Healthcare data producers have an important opportunity to help consumers accumulate a collection of connections (that they can interface with through a consumer application or a payer/provider application).

Focus on patient access API also ensures that development work, testing, and enhancements remain on the Patient Access API (all improvements and testing will benefit everyone).

The Patient Access API, powered by seamless data transfers, is potent when placed into a consumer's hands. The work to enable seamless transmissions of data between Payers and Providers will not allow seamless access to the Patient Access API for consumers. Suppose we use the patient access API instead. In that case, we can enable a consumer to take advantage of the payer and provider trusted connections to deliver all information from a single source (this could be any node in the healthcare network).

Payer/provider applications can mediate transfers, even for consumers without a device or internet access (with opt-in).
We cannot require communication, on a national scale, with identities we do not recognize. The only entity in healthcare that everyone can communicate with is the consumer, making the Patient Access API a great choice to fuel data exchanges.

Focus on Patient Access API (instead of new APIs) will:
• reduce redundancy: one API, one registration process, one connection
• improve data quality: one model instead of three
• reduce costs: 1/3 the effort
• align interests: everyone focuses on Patient Access API
• Promote economy of scale: One model and one data exchange

All payers and providers will be creating FHIR applications and registering these FHIR applications with all other Payers and Providers.
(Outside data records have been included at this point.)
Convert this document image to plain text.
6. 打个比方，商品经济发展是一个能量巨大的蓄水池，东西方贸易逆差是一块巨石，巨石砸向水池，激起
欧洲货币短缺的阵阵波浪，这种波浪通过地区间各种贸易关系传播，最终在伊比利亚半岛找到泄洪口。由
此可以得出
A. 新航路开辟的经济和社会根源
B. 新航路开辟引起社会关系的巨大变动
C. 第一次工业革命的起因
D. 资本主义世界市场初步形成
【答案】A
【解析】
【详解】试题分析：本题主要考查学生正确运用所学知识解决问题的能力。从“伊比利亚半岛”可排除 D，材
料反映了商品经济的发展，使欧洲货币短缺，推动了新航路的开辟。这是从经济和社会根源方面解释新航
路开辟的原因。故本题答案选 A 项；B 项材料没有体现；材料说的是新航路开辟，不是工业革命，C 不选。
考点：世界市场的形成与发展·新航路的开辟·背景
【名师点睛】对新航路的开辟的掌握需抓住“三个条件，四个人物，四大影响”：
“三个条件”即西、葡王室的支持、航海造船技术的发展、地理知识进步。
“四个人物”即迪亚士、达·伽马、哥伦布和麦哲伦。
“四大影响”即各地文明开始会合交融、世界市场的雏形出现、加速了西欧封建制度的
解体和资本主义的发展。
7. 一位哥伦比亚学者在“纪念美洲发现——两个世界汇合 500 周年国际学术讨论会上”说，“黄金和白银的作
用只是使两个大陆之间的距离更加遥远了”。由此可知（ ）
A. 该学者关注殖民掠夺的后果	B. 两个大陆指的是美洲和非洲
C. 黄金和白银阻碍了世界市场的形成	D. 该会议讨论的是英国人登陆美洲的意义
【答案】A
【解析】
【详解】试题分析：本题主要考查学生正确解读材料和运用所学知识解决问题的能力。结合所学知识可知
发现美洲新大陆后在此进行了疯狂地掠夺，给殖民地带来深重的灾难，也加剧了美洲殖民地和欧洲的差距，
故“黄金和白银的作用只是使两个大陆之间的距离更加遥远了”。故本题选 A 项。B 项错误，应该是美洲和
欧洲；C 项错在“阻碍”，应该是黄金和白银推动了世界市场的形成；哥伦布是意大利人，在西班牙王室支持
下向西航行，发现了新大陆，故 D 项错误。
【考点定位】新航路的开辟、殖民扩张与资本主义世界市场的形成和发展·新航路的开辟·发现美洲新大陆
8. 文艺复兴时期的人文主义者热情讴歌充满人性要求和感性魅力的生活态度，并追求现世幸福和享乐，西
We will use an independent service to inform the status of other data producer endpoints (CAQH endpoint discovery is an example of the work to create a payer endpoint directory). An endpoint directory of trusted b2b connections is required, regardless of approach.

A payer application can interface with the Patient Access API to receive data if the consumer has opted for this exchange. The opt-in process can be automatic due to CMS-9123-F. The data exchanged will never leave control of the two business associates who are performing the exchange.

Steps to summon a complete medical picture, on-demand:
1.) Find approved B2B endpoints (CAQH endpoint directory, already in progress)
2.) Send the requested FHIR search to each endpoint: e.g., [base]/Patient?_identifier={some identity proofed id}/Patient-everything
3.) Use the B2B application to perform meaningful interactions (application handles inbound data from other data producers only, and data never leaves HIPAA protections)

The full narrative is maintained here (best viewed in print mode):
https://docs.google.com/document/d/1yU-4ur5TBxU1RQXwCJi19xNk6LAahTVOTM2Ap4068PU

view this post on Zulip Bart Carlson (Jan 21 2021 at 04:18):

Thanks for sharing. I look forward to learning more about your thinking on the diagram.

view this post on Zulip Josh Lamb (Jan 21 2021 at 15:55):

@Viet Nguyen FYI, the discussion is occurring here. I want to be sure we capture the patient empowerment communities feedback too.

view this post on Zulip Josh Lamb (Jan 21 2021 at 16:36):

Goal:
To raise awareness within the implementer community, we can use the Patient Access API to support B2B use cases and consumer-facing use cases. We can use the Patient Access API without any changes to CMS policy or to the PDex IG. I have been preparing for some complex argument, but I am finding that this issue is not contentious once we can develop a shared understanding of what I am proposing.

Benefits:
B2B enhancements to the Patient Access API also improve the consumer-facing patient access API. B2B exchanges are developing a network that will allow a complete medical picture to be summoned for all connected sources without a portal account/a device when applied to the patient. Connections to the Patient Access API can be shared by all connected sources, which creates a substantial benefit for the patient and businesses.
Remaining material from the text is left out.